The ancient city of Tarra (GR: Τάρρα). Here according to mythology the god Apollo and his sister Artemis sought refuge after killing the Python at Delphi. Apollo Tarraios was worshiped in Tarra and temples were built in his honor.
In 1415, the Franciscan monk Buondelmonti - probably the first traveller in the area - reported the existence of large buildings, cisterns, ruined marble temples, parts of broken statues and figurines. He also detected in the ruins of the Temple of Apollo, an inscription in Greek that was saying: “Peel your shoes, cover your head and come in.” A similar inscription was found at the Temple of Matala. Robert Pashley however, who was the first who identified the location of Tarra, have not observed any of the above.
Tarra was probably established in the Classical period and was very important religious centre. The city flourished in the Greco - Roman period and is frequently cited in the ancient sources.
Although it was small town, Tarra had its own coins that depicted a wild goat with an arrow on one side an a honeybee on the other. Tarra had monetary union with Elyros, Yrtakina and Lissos. The coins belong to the 3rd and 2nd century BC, when Tarra became member of the Republic of Cretans. The city had established a colony of the same name in the Caucasus. It is also believed that Tarra of South Italy was another colony of the city.

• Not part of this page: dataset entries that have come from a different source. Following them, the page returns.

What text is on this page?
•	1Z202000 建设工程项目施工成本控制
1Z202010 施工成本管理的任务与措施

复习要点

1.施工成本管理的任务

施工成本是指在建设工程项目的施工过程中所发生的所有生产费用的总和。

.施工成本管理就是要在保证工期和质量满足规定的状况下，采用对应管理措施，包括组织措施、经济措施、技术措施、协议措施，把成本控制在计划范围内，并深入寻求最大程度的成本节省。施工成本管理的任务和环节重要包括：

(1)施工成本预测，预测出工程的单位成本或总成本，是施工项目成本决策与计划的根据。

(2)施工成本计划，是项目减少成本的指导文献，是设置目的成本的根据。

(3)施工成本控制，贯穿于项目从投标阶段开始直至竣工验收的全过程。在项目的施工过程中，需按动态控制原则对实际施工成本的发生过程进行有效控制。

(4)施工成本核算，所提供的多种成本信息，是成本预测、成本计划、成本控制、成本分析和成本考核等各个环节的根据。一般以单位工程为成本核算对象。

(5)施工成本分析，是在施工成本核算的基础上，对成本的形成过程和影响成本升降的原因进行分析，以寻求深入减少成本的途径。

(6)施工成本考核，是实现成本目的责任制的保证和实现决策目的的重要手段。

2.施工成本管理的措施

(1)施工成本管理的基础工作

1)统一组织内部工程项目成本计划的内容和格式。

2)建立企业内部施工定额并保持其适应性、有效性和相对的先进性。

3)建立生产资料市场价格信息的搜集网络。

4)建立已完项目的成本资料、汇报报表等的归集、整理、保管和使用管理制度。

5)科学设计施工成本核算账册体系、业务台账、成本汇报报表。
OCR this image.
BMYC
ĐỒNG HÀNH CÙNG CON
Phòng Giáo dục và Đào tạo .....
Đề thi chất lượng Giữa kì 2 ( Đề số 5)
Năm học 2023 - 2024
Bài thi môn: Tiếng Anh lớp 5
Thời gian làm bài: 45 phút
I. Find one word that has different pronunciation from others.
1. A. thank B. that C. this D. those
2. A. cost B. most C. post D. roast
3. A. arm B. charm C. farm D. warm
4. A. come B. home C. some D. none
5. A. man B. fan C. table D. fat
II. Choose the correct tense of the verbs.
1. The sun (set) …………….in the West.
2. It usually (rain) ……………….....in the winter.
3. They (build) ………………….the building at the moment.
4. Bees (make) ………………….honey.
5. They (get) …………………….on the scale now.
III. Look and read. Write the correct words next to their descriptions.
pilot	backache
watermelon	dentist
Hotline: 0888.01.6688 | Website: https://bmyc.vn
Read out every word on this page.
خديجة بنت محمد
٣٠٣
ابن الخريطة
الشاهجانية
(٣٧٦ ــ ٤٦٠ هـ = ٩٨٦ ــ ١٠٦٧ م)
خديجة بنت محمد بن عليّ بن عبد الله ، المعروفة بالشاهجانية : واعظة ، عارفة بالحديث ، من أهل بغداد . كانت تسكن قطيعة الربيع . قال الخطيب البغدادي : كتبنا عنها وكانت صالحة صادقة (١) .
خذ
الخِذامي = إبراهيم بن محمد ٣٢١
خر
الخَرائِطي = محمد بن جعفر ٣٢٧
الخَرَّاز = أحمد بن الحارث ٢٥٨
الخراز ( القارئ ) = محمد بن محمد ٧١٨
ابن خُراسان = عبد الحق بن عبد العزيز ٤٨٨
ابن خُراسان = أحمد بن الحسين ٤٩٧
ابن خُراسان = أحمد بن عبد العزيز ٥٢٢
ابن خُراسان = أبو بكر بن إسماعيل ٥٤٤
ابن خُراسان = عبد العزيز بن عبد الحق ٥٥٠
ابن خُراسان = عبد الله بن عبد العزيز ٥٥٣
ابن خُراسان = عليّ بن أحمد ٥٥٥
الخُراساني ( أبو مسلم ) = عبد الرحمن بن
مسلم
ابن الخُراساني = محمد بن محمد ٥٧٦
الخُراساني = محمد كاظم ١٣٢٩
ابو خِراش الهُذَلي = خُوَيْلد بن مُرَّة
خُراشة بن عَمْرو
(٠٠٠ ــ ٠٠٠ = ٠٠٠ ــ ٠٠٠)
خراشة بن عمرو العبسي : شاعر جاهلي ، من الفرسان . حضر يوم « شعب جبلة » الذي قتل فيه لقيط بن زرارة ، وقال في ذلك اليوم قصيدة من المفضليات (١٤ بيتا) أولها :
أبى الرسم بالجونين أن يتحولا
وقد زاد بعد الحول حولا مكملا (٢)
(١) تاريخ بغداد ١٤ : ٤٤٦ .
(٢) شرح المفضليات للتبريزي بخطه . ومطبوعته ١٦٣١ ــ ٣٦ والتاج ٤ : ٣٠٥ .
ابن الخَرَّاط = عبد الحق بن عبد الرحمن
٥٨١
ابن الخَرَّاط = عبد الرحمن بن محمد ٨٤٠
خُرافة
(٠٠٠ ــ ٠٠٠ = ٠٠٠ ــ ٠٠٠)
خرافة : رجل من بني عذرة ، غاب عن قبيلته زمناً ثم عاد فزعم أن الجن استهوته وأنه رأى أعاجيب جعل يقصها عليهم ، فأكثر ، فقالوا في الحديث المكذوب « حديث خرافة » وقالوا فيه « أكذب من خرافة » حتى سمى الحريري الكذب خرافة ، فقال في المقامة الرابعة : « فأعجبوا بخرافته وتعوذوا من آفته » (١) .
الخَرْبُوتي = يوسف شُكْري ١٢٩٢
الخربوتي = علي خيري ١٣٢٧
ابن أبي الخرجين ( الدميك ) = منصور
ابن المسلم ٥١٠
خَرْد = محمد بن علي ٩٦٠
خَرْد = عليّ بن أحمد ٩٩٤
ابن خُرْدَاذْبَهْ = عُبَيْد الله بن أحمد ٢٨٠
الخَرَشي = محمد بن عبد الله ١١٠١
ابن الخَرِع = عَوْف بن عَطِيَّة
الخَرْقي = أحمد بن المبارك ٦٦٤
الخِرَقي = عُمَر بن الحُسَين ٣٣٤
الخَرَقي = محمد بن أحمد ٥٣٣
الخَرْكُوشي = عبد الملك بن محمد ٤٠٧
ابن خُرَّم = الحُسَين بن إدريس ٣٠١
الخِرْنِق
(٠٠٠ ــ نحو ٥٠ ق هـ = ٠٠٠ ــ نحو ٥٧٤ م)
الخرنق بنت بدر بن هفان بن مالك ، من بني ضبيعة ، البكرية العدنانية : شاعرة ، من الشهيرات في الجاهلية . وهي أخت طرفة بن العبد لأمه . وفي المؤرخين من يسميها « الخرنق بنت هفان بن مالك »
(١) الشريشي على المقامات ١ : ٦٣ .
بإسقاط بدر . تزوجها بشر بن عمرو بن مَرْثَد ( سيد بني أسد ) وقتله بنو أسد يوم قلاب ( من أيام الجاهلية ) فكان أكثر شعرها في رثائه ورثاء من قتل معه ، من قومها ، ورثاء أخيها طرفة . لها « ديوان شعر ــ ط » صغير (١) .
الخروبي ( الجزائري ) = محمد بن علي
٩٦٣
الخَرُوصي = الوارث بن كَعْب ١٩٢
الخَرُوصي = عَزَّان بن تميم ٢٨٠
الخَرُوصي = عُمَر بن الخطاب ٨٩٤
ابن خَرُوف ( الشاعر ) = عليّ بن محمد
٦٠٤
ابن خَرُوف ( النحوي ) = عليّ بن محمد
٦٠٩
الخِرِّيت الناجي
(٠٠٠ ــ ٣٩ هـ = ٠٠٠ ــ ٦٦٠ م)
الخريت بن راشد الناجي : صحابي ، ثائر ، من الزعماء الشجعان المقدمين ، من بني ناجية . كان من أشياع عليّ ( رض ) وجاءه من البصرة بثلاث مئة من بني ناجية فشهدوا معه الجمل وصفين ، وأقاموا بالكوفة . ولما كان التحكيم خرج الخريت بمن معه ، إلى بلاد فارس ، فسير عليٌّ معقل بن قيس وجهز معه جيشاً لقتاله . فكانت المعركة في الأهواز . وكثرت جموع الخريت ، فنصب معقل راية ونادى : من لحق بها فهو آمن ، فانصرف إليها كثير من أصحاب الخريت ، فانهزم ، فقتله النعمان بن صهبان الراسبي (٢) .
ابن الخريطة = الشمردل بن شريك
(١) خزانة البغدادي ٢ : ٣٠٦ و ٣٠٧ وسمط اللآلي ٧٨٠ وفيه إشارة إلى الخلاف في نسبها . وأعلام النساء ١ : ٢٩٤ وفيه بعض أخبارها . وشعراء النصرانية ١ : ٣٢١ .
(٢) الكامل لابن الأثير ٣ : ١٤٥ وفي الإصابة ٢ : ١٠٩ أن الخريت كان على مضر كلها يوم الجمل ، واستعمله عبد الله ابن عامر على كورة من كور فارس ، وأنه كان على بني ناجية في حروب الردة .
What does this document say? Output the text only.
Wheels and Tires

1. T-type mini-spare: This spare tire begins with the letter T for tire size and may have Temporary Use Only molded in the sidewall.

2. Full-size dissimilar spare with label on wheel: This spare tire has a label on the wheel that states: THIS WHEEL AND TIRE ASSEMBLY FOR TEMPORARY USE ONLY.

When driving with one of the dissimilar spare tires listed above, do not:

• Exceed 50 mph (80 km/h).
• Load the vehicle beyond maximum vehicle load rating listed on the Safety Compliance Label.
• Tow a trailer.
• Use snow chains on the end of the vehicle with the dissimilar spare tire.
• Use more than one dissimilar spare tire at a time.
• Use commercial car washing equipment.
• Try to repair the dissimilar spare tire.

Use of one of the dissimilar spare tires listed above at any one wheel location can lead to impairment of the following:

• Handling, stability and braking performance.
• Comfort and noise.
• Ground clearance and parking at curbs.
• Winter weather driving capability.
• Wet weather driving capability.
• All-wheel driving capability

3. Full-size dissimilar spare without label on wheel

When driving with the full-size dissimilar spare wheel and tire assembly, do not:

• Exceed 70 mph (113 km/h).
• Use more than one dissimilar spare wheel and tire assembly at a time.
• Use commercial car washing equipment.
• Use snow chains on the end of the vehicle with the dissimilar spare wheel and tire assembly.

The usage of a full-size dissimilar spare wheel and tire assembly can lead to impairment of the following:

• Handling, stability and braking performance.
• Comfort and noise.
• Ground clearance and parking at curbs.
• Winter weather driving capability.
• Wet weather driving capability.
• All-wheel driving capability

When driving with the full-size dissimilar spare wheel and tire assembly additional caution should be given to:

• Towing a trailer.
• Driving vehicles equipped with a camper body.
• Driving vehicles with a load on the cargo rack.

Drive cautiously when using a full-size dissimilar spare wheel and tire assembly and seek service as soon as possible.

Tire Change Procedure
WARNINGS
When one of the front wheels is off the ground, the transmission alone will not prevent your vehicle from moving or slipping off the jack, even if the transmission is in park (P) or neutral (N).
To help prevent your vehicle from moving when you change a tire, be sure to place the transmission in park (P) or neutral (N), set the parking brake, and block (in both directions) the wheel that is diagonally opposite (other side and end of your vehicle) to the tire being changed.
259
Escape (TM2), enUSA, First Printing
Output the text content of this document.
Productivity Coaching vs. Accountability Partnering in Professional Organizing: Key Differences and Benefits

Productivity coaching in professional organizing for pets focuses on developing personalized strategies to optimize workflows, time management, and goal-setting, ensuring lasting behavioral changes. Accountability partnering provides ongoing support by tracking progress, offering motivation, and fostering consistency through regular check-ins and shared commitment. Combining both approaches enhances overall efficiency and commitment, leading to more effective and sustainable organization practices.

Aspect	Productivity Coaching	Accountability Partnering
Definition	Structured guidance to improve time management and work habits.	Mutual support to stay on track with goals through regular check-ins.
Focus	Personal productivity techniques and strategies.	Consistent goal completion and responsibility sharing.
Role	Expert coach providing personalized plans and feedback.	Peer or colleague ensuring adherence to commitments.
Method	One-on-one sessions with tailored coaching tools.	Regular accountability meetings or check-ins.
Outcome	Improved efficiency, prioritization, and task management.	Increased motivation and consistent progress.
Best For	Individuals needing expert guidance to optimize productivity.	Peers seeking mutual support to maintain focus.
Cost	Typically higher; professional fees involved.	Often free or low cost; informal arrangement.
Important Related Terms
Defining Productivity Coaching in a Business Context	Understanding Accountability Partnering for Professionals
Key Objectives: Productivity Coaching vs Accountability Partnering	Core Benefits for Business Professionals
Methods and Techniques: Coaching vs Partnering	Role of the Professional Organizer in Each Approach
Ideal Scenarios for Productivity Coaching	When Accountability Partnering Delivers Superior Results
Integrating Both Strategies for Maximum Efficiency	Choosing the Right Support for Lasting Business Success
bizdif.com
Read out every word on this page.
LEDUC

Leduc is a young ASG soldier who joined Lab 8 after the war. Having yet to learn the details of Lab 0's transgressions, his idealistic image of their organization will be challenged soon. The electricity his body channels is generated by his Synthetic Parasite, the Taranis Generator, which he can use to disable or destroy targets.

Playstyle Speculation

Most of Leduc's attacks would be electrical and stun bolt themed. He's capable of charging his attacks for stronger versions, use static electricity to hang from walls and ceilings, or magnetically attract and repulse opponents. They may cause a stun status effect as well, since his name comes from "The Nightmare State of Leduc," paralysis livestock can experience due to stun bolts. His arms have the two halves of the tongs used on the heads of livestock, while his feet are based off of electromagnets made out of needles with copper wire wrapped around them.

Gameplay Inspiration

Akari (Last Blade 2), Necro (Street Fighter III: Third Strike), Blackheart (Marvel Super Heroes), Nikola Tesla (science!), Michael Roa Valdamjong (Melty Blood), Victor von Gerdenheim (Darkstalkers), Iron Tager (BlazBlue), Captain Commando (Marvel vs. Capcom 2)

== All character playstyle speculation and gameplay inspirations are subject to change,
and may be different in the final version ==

Apollo, after the murder of Python, went to Tarra, where there were done purgatorial rituals by priest Karmanoras. According to Pausanias, Apollo “in the house of Karmanor, Apollo made love with nymph Akakallida”. The nymph gave birth to twins, Phylakides, and Philanders. A goat fed them. Therefore, the Elyrians presented to Delphi bronze goat feeding to infants. In Tarra, there were glass workshops.
It was the birthplace of the author Lucillus of Tarrha or Loukillos. He commented on the Argonautics by Apollonios of Rhodes. Chrysothemis, a lyre player, son of Karmanor, who won at the Pythian festival, was from Tarra as well. Tarra is one of the cities that signed decree with Eumenes B’ in 170 BC. In the area, there was found headstone with inscribed double axes that is exhibited at the Archaeological Museum of Chania.
At the western bank of the river on the ruins of a n ancient temple (probably of Apollo) was built an early Christian Basilica that was later converted to the present church of Panagia (Our Lady)
In the village there was excavated part of the cemetery of the ancient town.